Bond yields edge lower awaiting fresh cues

19 Dec 2013 Evaluate

Bond yields edged lower as traders await further cues, a day after the central bank surprised markets by keeping interest rates unchanged. Nevertheless, bonds gained momentum on account of limited impact of the US Federal Reserve tapering move as it also committed to low rates for an extended period. Further, uptick of bonds were limited as traders abstained from adding positions ahead of the Rs 15,000 crore worth debt auction on Friday.

On the global front, U.S. Treasury prices slipped after the Federal Reserve announced it would start dialing back its monthly bond-buying program by $10 billion and signaled that it may keep its key interest rate extremely low even longer than previously promised.

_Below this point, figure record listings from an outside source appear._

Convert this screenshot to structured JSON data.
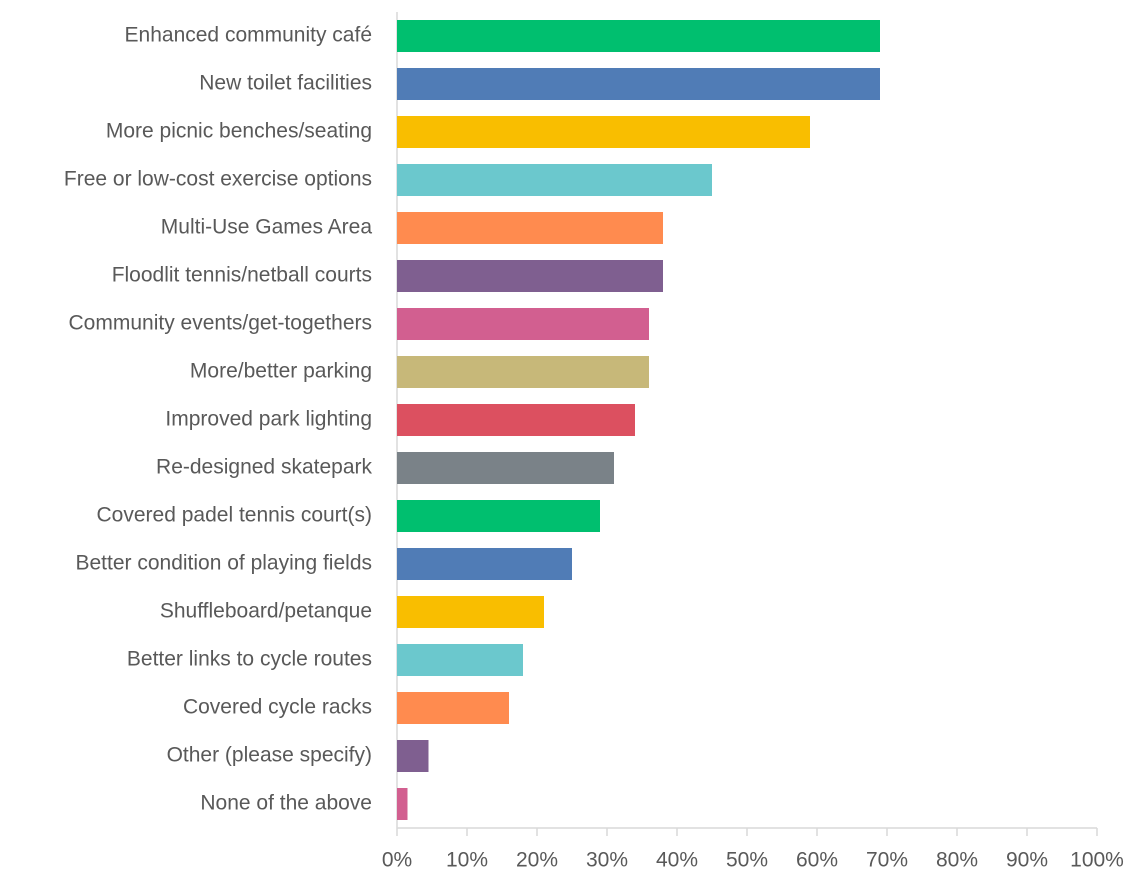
{
  "chart_data": {
    "type": "bar",
    "categories": [
      "Enhanced community café",
      "New toilet facilities",
      "More picnic benches/seating",
      "Free or low-cost exercise options",
      "Multi-Use Games Area",
      "Floodlit tennis/netball courts",
      "Community events/get-togethers",
      "More/better parking",
      "Improved park lighting",
      "Re-designed skatepark",
      "Covered padel tennis court(s)",
      "Better condition of playing fields",
      "Shuffleboard/petanque",
      "Better links to cycle routes",
      "Covered cycle racks",
      "Other (please specify)",
      "None of the above"
    ],
    "values": [
      69,
      69,
      59,
      45,
      38,
      38,
      36,
      36,
      34,
      31,
      29,
      25,
      21,
      18,
      16,
      4.5,
      1.5
    ],
    "colors": [
      "#00bf6f",
      "#507cb6",
      "#f9be00",
      "#6bc8cd",
      "#ff8b4f",
      "#7f5f90",
      "#d25f90",
      "#c7b879",
      "#dc5060",
      "#7a8288",
      "#00bf6f",
      "#507cb6",
      "#f9be00",
      "#6bc8cd",
      "#ff8b4f",
      "#7f5f90",
      "#d25f90"
    ],
    "xlim": [
      0,
      100
    ],
    "xticks": [
      {
        "value": 0,
        "label": "0%"
      },
      {
        "value": 10,
        "label": "10%"
      },
      {
        "value": 20,
        "label": "20%"
      },
      {
        "value": 30,
        "label": "30%"
      },
      {
        "value": 40,
        "label": "40%"
      },
      {
        "value": 50,
        "label": "50%"
      },
      {
        "value": 60,
        "label": "60%"
      },
      {
        "value": 70,
        "label": "70%"
      },
      {
        "value": 80,
        "label": "80%"
      },
      {
        "value": 90,
        "label": "90%"
      },
      {
        "value": 100,
        "label": "100%"
      }
    ]
  }
}
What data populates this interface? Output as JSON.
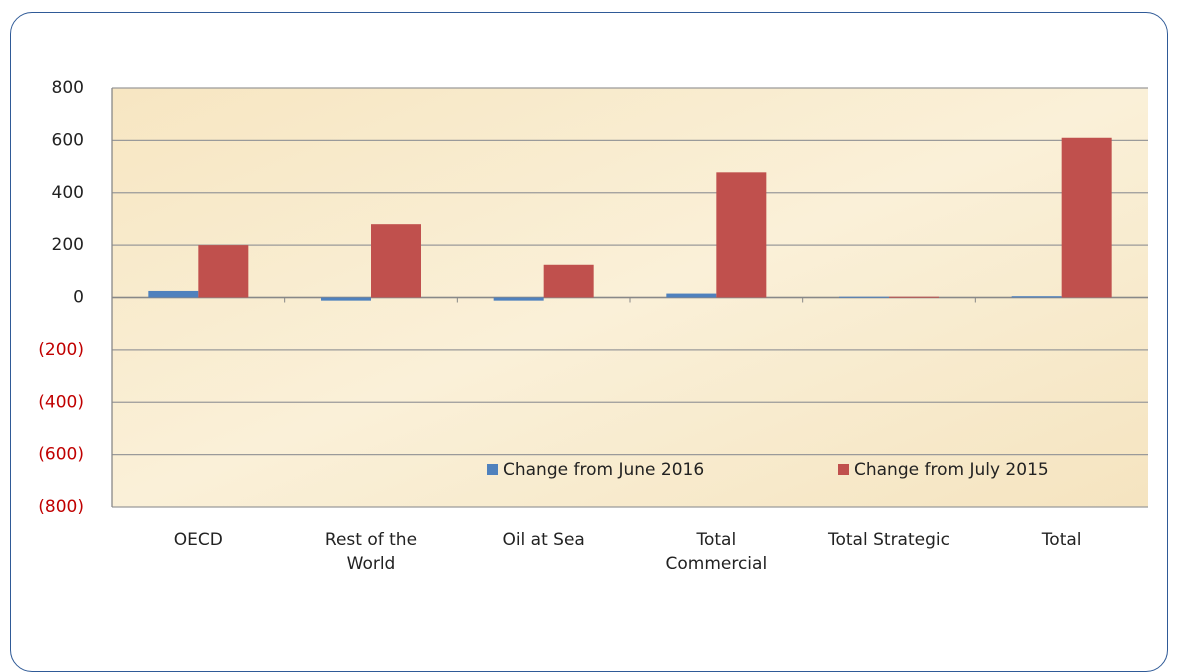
{
  "chart_data": {
    "type": "bar",
    "categories": [
      "OECD",
      "Rest of the\nWorld",
      "Oil at Sea",
      "Total\nCommercial",
      "Total Strategic",
      "Total"
    ],
    "series": [
      {
        "name": "Change from June 2016",
        "color": "#4f81bd",
        "values": [
          25,
          -12,
          -12,
          15,
          3,
          5
        ]
      },
      {
        "name": "Change from July 2015",
        "color": "#c0504d",
        "values": [
          200,
          280,
          125,
          478,
          3,
          610
        ]
      }
    ],
    "ylim": [
      -800,
      800
    ],
    "yticks": [
      {
        "value": -800,
        "label": "(800)"
      },
      {
        "value": -600,
        "label": "(600)"
      },
      {
        "value": -400,
        "label": "(400)"
      },
      {
        "value": -200,
        "label": "(200)"
      },
      0,
      200,
      400,
      600,
      800
    ],
    "grid": true,
    "negative_label_color": "#c00000",
    "legend": "bottom-right"
  }
}
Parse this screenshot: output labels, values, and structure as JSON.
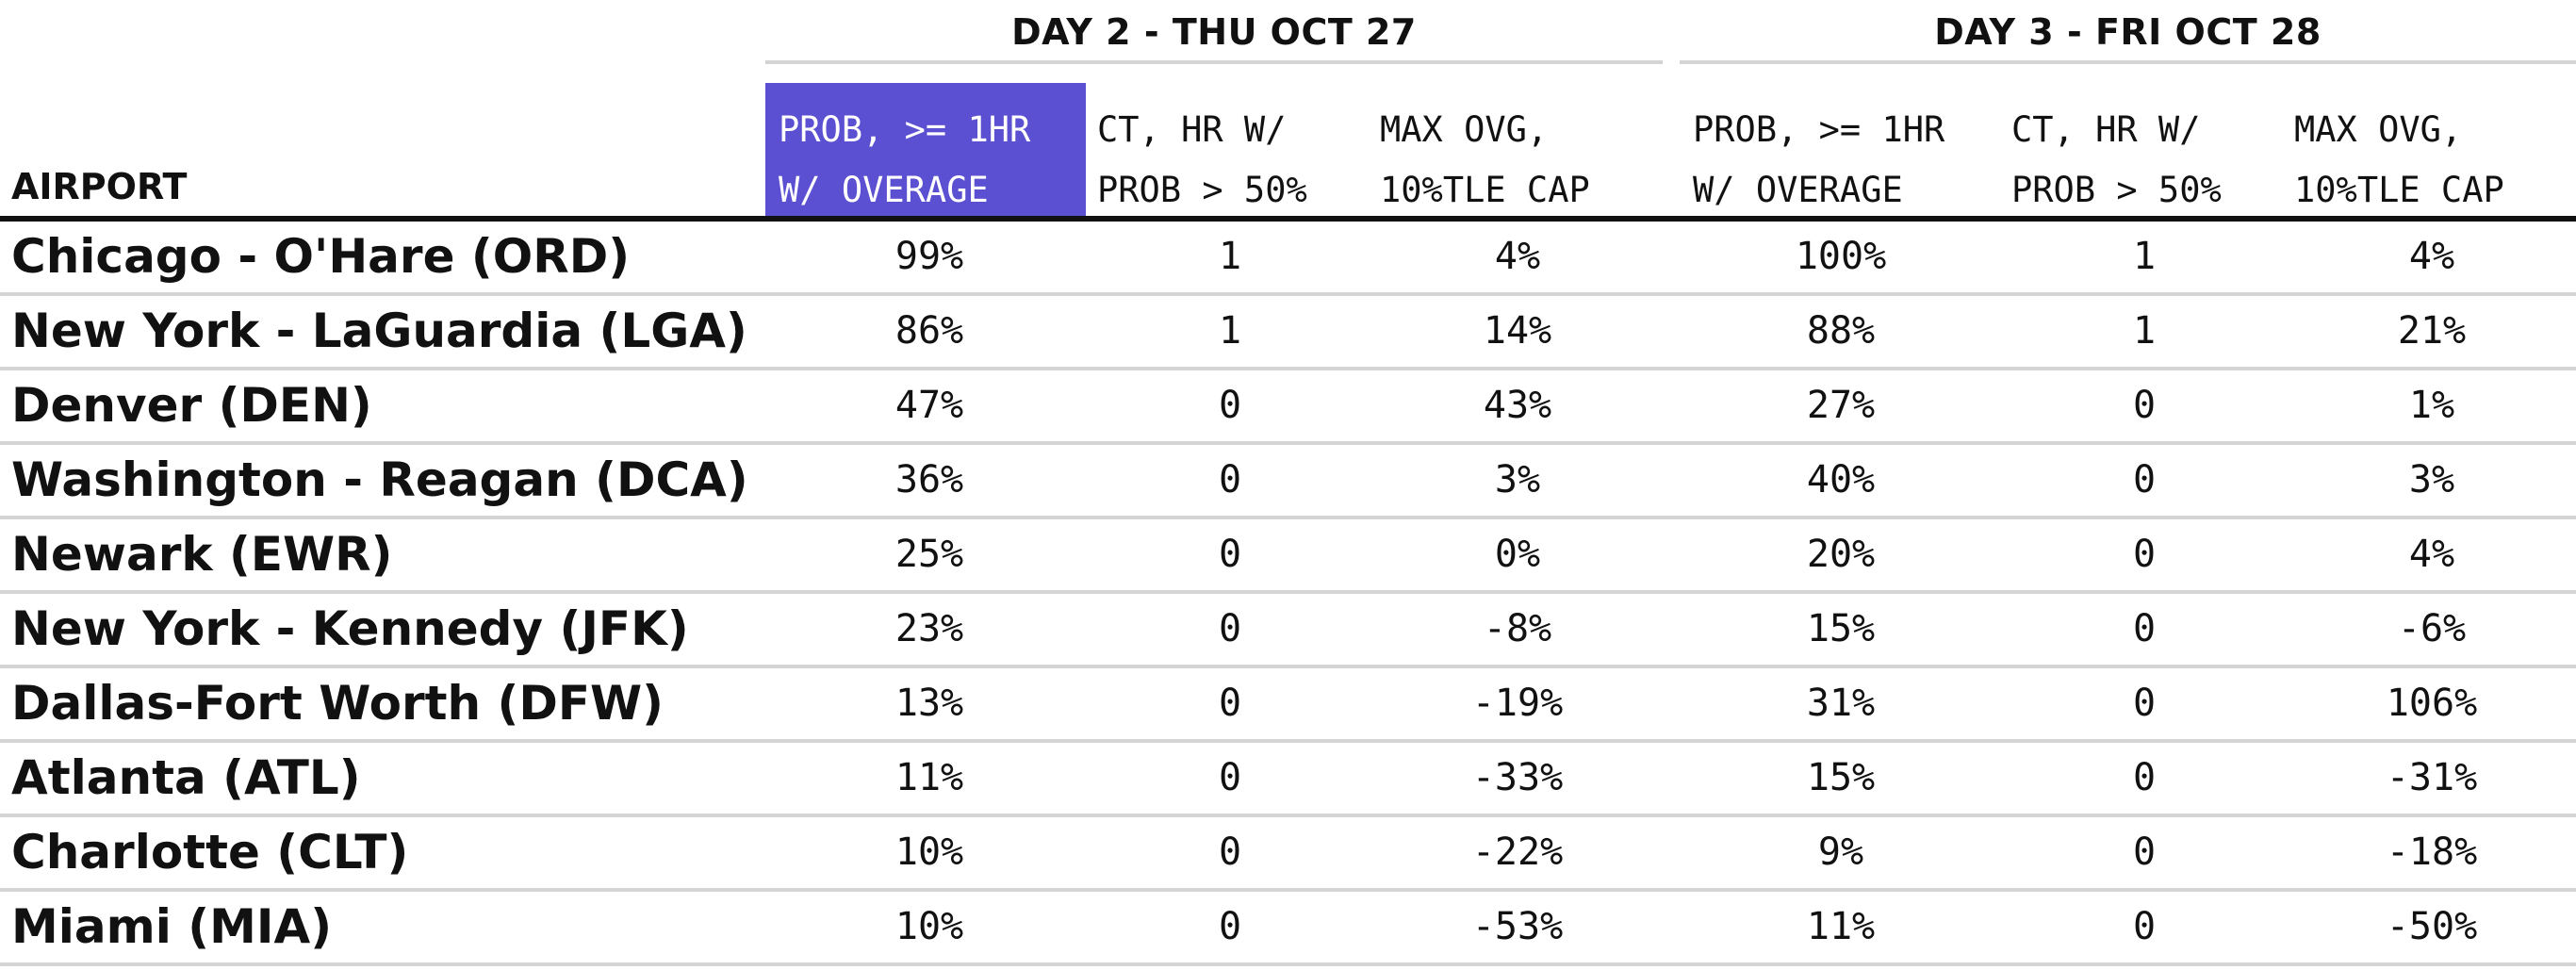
{
  "chart_data": {
    "type": "table",
    "header_highlight_color": "#5b4fd2",
    "row_label_header": "AIRPORT",
    "groups": [
      {
        "title": "DAY 2 - THU OCT 27",
        "columns": [
          {
            "line1": "PROB, >= 1HR",
            "line2": "W/ OVERAGE",
            "highlighted": true
          },
          {
            "line1": "CT, HR W/",
            "line2": "PROB > 50%",
            "highlighted": false
          },
          {
            "line1": "MAX OVG,",
            "line2": "10%TLE CAP",
            "highlighted": false
          }
        ]
      },
      {
        "title": "DAY 3 - FRI OCT 28",
        "columns": [
          {
            "line1": "PROB, >= 1HR",
            "line2": "W/ OVERAGE",
            "highlighted": false
          },
          {
            "line1": "CT, HR W/",
            "line2": "PROB > 50%",
            "highlighted": false
          },
          {
            "line1": "MAX OVG,",
            "line2": "10%TLE CAP",
            "highlighted": false
          }
        ]
      }
    ],
    "rows": [
      {
        "airport": "Chicago - O'Hare (ORD)",
        "values": [
          "99%",
          "1",
          "4%",
          "100%",
          "1",
          "4%"
        ]
      },
      {
        "airport": "New York - LaGuardia (LGA)",
        "values": [
          "86%",
          "1",
          "14%",
          "88%",
          "1",
          "21%"
        ]
      },
      {
        "airport": "Denver (DEN)",
        "values": [
          "47%",
          "0",
          "43%",
          "27%",
          "0",
          "1%"
        ]
      },
      {
        "airport": "Washington - Reagan (DCA)",
        "values": [
          "36%",
          "0",
          "3%",
          "40%",
          "0",
          "3%"
        ]
      },
      {
        "airport": "Newark (EWR)",
        "values": [
          "25%",
          "0",
          "0%",
          "20%",
          "0",
          "4%"
        ]
      },
      {
        "airport": "New York - Kennedy (JFK)",
        "values": [
          "23%",
          "0",
          "-8%",
          "15%",
          "0",
          "-6%"
        ]
      },
      {
        "airport": "Dallas-Fort Worth (DFW)",
        "values": [
          "13%",
          "0",
          "-19%",
          "31%",
          "0",
          "106%"
        ]
      },
      {
        "airport": "Atlanta (ATL)",
        "values": [
          "11%",
          "0",
          "-33%",
          "15%",
          "0",
          "-31%"
        ]
      },
      {
        "airport": "Charlotte (CLT)",
        "values": [
          "10%",
          "0",
          "-22%",
          "9%",
          "0",
          "-18%"
        ]
      },
      {
        "airport": "Miami (MIA)",
        "values": [
          "10%",
          "0",
          "-53%",
          "11%",
          "0",
          "-50%"
        ]
      }
    ]
  }
}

Meanwhile, brent futures slipped towards $109 a barrel on Thursday after the U.S. Federal Reserve's move to taper its monetary stimulus drove the dollar higher.

Back home, the yields on new 10 year Government Stock 2023 were trading 2 basis points lower at 8.76% from its previous close of 8.78% on Wednesday.

The benchmark five-year interest rate swaps were trading 2 basis points lower at 8.38% from its previous close of 8.40% on Wednesday.

The Government of India have announced the sale (new issue/re-issue) of four dated securities for Rs 15,000 crore on December 20, 2013, which includes, (i) 8.12% Government Stock 2020 for a notified amount of Rs 4,000 crore, (ii) 8.28 % Government Stock 2027 for a notified amount of Rs 7,000 crore, (iii) 9.20 % Government Stock 2030 for a notified amount of Rs 2000 crore and (iv) New 30 year Government Stock 2043 for a notified amount of Rs 2000 crore.